3.55 AVERAGE


Sometimes humiliatingly honest. Bit cliché. Hasn’t aged the best. Yet somehow a bit endearing. Maybe if I’d read this when I was a bit younger it would mean something special to me..

definitely not what i was expecting - i had started with meno's 'demons in the spring' which i *loved*; it was so quirky and original. this, however, was far more normal, though still enjoyable.

confession: i am a music dunce. truly. i grew up on disney and used to know all the words to the songs from 20,000 leagues under the sea. ("i've got a whale of a tale to tell you lads, a whale of a tale or two... 'bout the flappin' fish and the girls i've loved...")

so, most of this book was totally lost on me. in many ways, i just could not relate at ALL to the characters who identify themselves through metal and punk music. i've only recently (last 6 yrs) started expanding my musical horizons beyond disney and rex harrison musicals so i can't relate to the misfits or the dead kennedy's or punk in any fashion. and when friends (i'm looking at you megan!) reference meg white, it takes me a few minutes to think, "meg white... meg white... uhhhh... white... OH YEA! from the white stripes. got it. yeaaaaaa!"

despite never being a smoker, never doing drugs, not really drinking (except legally in paris on a graduation high school trip) or having sex or doing much of anything underage, uh... i suppose i found this book fascinating - like a cultural study on a subset of teenagers in america. just not one that i was a part of.

It definitely says something if I read it in less than 24 hours last night, this morning, and then when I got off. I couldn't put the damn thing down.

God, I love this book! Totally captures my 90's high school experience, and is funnier than all getout!

Really remarkable only in the sense of how realistic it really is. Meno is hilarious.
My girlfriend (born in '81) said that it is entirely reminiscent -- from gutter punks to social awkwardness to making out on couches at parties where PBR is the beverage of choice -- of her own (and many others') adolescence.

So Joe Meno was my professor at Columbia which is why I picked this book up (that and it being about punk kids in Chicago sparked my interest.) But I wanna make it clear, although Joe was a fantastic professor, I had no bias when going into reading this. I’m judging it 100% fairly.

That being said, this is a fantastic f*cking book. I felt several emotions reading it— sadness for Gretchen, sadness for Brian, annoyance at Brian, excitement for Brian, anger at all the stupid poser a$$ punks, etc.

Look. This book came out in 2004 and was about teenage white kids on the south side in the 90’s. So there’s some stuff, words mostly, that came up that weren’t great. But you see the change throughout the book. You see Brian growing and giving a middle finger to that bs.

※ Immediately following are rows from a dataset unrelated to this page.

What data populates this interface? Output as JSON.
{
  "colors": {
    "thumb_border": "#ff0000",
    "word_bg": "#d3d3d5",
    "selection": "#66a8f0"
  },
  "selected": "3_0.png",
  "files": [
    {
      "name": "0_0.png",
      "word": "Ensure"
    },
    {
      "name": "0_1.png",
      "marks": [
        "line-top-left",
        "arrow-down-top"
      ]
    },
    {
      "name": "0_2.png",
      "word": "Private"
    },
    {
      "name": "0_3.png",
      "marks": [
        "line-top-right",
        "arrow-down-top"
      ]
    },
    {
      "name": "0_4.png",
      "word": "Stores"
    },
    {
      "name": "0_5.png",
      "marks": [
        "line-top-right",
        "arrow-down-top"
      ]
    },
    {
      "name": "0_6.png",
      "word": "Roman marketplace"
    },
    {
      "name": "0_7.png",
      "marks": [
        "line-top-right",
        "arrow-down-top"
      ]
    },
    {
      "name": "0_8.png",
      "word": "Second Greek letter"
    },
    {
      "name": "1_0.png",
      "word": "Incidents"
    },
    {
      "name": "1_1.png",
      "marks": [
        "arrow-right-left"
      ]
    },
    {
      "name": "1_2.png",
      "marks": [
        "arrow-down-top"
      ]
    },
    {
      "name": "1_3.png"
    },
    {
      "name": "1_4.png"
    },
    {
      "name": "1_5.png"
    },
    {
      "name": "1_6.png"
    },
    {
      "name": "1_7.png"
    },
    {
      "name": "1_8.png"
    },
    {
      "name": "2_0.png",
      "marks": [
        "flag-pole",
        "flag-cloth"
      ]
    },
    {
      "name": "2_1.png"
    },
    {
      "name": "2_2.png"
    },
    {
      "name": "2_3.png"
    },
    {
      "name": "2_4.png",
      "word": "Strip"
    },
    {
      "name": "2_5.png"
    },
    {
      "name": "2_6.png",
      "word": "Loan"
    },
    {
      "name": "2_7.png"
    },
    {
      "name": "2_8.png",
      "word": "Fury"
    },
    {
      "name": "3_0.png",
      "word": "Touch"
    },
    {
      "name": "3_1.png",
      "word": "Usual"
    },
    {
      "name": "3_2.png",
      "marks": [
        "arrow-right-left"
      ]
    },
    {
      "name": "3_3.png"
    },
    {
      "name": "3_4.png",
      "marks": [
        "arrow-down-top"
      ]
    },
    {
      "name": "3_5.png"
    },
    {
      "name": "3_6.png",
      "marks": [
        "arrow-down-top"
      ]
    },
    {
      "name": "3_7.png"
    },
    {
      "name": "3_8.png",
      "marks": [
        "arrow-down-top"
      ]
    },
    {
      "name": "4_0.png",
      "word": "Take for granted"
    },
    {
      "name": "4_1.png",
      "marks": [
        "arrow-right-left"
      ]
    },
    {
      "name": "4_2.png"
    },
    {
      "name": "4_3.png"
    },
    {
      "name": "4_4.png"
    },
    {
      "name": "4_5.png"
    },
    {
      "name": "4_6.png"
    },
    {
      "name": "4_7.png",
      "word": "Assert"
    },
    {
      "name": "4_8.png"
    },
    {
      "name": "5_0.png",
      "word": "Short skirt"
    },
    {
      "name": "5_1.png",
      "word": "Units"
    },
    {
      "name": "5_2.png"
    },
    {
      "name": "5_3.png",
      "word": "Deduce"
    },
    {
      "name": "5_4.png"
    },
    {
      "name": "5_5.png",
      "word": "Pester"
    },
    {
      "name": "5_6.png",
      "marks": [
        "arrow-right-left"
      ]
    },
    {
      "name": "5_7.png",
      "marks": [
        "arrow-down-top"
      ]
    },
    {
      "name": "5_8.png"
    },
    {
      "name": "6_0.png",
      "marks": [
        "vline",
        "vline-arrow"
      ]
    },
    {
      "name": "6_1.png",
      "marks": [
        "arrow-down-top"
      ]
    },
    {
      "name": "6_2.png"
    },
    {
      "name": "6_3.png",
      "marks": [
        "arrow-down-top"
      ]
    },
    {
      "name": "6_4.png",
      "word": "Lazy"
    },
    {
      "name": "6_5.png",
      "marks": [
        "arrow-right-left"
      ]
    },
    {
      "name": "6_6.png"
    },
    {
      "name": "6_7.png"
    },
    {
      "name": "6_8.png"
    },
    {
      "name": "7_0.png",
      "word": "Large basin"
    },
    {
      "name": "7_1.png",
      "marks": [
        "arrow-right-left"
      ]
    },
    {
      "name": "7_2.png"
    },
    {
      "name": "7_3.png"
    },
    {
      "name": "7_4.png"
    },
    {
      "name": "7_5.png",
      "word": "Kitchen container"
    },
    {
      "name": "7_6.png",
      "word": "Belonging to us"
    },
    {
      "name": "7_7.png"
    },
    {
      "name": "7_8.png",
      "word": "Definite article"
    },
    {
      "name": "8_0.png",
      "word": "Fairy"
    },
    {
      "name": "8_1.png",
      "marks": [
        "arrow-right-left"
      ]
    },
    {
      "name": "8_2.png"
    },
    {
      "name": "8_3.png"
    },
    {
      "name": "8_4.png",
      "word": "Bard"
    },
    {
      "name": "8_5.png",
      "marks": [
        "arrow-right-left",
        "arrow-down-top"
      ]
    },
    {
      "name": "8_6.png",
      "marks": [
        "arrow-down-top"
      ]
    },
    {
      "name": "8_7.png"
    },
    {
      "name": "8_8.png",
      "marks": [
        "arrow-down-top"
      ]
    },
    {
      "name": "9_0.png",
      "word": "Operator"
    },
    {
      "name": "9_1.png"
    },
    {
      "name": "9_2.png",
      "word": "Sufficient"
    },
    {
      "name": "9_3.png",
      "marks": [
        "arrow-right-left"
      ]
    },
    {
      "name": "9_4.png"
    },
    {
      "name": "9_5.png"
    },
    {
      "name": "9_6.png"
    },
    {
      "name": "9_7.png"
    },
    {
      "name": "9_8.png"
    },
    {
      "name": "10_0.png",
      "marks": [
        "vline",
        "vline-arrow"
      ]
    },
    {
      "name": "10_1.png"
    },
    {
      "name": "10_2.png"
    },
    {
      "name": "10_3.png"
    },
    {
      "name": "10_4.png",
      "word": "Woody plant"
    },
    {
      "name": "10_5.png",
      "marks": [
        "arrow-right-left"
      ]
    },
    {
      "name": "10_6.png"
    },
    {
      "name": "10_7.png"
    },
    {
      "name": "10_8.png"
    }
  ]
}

The best part, or at least the biggest turning point for me, is when Brian tells the priest to shave his head. THAT was the moment Brian became punk. And everything that followed was just more evidence that this kid had it in him all along. That realization of the inequities between the white kids and the black kids, the moment it dawned on him that all these kids are just posing— trying to fit in, trying to be accepted… that was the most punk rock of it all.

Man. Meno really captured the feeling of highschool. The seasons in Chicago. The southside. The music. What being punk actually means.

I knew he was a great writer, but somehow he turned a coming of age story about highschool wannabe punks into something I’ll remember for a long time, if not forever.
Plot or Character Driven: Character
Strong character development: No
Loveable characters: No
Diverse cast of characters: No
Flaws of characters a main focus: Yes

funny!

I liked it like a three-star review, but as a mid-Western dork-metalhead-cum-punk from the late 80s, the nostalgia factor gave it an added star. Also, a great excuse for a Spotify playlist!